The company posted a net loss of Rs 400 crore, compared to a Rs 192 crore loss in the same period last year.
Highlights (YoY)
Revenue up 15.7% to Rs 1,746 crore.
Adjusted Ebitda at a negative Rs 217 crore vs a negative Rs 58 crore.
Ebitda margin at -12.5% vs -3.8%
“Our Ebitda margins were temporarily affected through the integration phase with Spoton as a result of inherent seasonality in the partial truckload business, slightly slower than planned phasing of customer restarts and retention of capacity to maintain service quality and in anticipation of second half volumes”, said Abhik Mitra, chief customer experience officer, Delhivery and CEO of Spoton.
“The first half is the period during which we commission new capacity in preparation for seasonally higher volumes in the second half.

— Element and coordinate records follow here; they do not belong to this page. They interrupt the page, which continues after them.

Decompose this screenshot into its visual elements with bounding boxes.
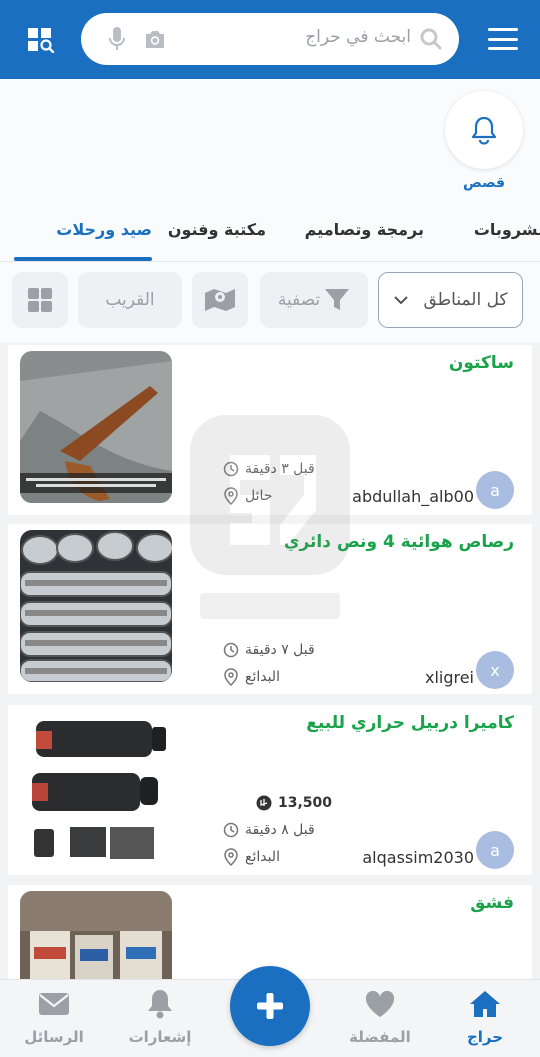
nearby-button[interactable]: القريب: [78, 272, 182, 328]
mic-icon[interactable]: [108, 26, 126, 52]
region-select[interactable]: كل المناطق: [378, 272, 523, 328]
listing-price: 13,500: [256, 795, 332, 811]
listing-username[interactable]: xligrei: [425, 668, 474, 687]
bell-icon: [148, 990, 172, 1019]
tab-programming-design[interactable]: برمجة وتصاميم: [305, 220, 424, 239]
nav-home[interactable]: حراج: [445, 988, 525, 1046]
active-tab-indicator: [14, 257, 152, 261]
chevron-down-icon: [394, 296, 409, 305]
nav-notifications[interactable]: إشعارات: [120, 988, 200, 1046]
listing-username[interactable]: alqassim2030: [362, 848, 474, 867]
nav-messages-label: الرسائل: [24, 1028, 84, 1046]
search-icon: [420, 28, 442, 50]
listing-location: البدائع: [223, 848, 280, 866]
listing-image[interactable]: [20, 530, 172, 682]
tab-drinks[interactable]: مشروبات: [474, 220, 540, 239]
region-label: كل المناطق: [423, 290, 508, 310]
categories-search-icon[interactable]: [27, 27, 55, 53]
listing-location: البدائع: [223, 668, 280, 686]
map-icon: [205, 289, 235, 311]
category-tabs: صيد ورحلات مكتبة وفنون برمجة وتصاميم مشر…: [0, 205, 540, 262]
grid-view-button[interactable]: [12, 272, 68, 328]
heart-icon: [365, 990, 395, 1017]
listing-price-text: 13,500: [278, 795, 333, 811]
story-item[interactable]: قصص: [445, 91, 523, 191]
listing-location-text: حائل: [245, 488, 273, 504]
listing-location-text: البدائع: [245, 849, 280, 865]
story-label: قصص: [462, 175, 506, 191]
filter-button[interactable]: تصفية: [260, 272, 368, 328]
menu-icon[interactable]: [488, 26, 518, 52]
filter-icon: [325, 289, 350, 310]
location-pin-icon: [224, 487, 238, 505]
nav-favorites[interactable]: المفضلة: [340, 988, 420, 1046]
listing-card[interactable]: رصاص هوائية 4 ونص دائري قبل ٧ دقيقة البد…: [8, 524, 532, 694]
nav-home-label: حراج: [466, 1028, 504, 1046]
plus-icon: [257, 993, 283, 1019]
listing-time: قبل ٨ دقيقة: [223, 822, 315, 838]
listing-time-text: قبل ٨ دقيقة: [245, 822, 315, 838]
listing-time-text: قبل ٣ دقيقة: [245, 461, 315, 477]
home-icon: [470, 991, 500, 1017]
listing-time: قبل ٧ دقيقة: [223, 642, 315, 658]
avatar[interactable]: a: [476, 471, 514, 509]
location-pin-icon: [224, 848, 238, 866]
listing-time-text: قبل ٧ دقيقة: [245, 642, 315, 658]
story-circle[interactable]: [445, 91, 523, 169]
riyal-icon: [256, 795, 272, 811]
listing-location-text: البدائع: [245, 669, 280, 685]
listing-card[interactable]: ساكتون قبل ٣ دقيقة حائل abdullah_alb00 a: [8, 345, 532, 515]
listing-image[interactable]: [20, 711, 172, 863]
filter-label: تصفية: [277, 290, 321, 310]
listing-title[interactable]: فشق: [470, 893, 514, 913]
add-listing-button[interactable]: [230, 966, 310, 1046]
listing-username[interactable]: abdullah_alb00: [352, 487, 474, 506]
nav-messages[interactable]: الرسائل: [14, 988, 94, 1046]
filter-bar: كل المناطق تصفية القريب: [0, 262, 540, 342]
search-bar[interactable]: ابحث في حراج: [81, 13, 459, 65]
stories-bar: قصص: [0, 79, 540, 205]
listing-title[interactable]: رصاص هوائية 4 ونص دائري: [284, 532, 514, 552]
avatar[interactable]: x: [476, 651, 514, 689]
nav-notifications-label: إشعارات: [128, 1028, 192, 1046]
envelope-icon: [39, 993, 69, 1015]
top-bar: ابحث في حراج: [0, 0, 540, 79]
listing-time: قبل ٣ دقيقة: [223, 461, 315, 477]
clock-icon: [223, 822, 239, 838]
avatar[interactable]: a: [476, 831, 514, 869]
listing-image[interactable]: [20, 351, 172, 503]
bell-icon: [471, 116, 497, 145]
map-button[interactable]: [192, 272, 248, 328]
listing-location: حائل: [223, 487, 272, 505]
clock-icon: [223, 642, 239, 658]
listing-card[interactable]: كاميرا دربيل حراري للبيع 13,500 قبل ٨ دق…: [8, 705, 532, 875]
listing-title[interactable]: كاميرا دربيل حراري للبيع: [306, 713, 514, 733]
nearby-label: القريب: [105, 290, 155, 310]
camera-icon[interactable]: [143, 28, 167, 50]
nav-favorites-label: المفضلة: [349, 1028, 411, 1046]
listing-title[interactable]: ساكتون: [449, 353, 514, 373]
grid-view-icon: [28, 288, 52, 312]
tab-library-arts[interactable]: مكتبة وفنون: [168, 220, 266, 239]
location-pin-icon: [224, 668, 238, 686]
clock-icon: [223, 461, 239, 477]
search-input[interactable]: ابحث في حراج: [305, 27, 411, 47]
tab-hunting-trips[interactable]: صيد ورحلات: [56, 220, 152, 239]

As PTL Freight volumes continue to recover and Express Parcel shipments continue to grow, we expect capacity utilization to improve”, said Ajith Pai, chief operating officer, Delhivery.
Shares of the company fell over 11%. Of the 10 analysts tracking the company, five maintain 'buy' and three suggest 'hold', while two recommend 'sell'. The overall consensus price of analysts tracked by Bloomberg implies an upside of 2.5%.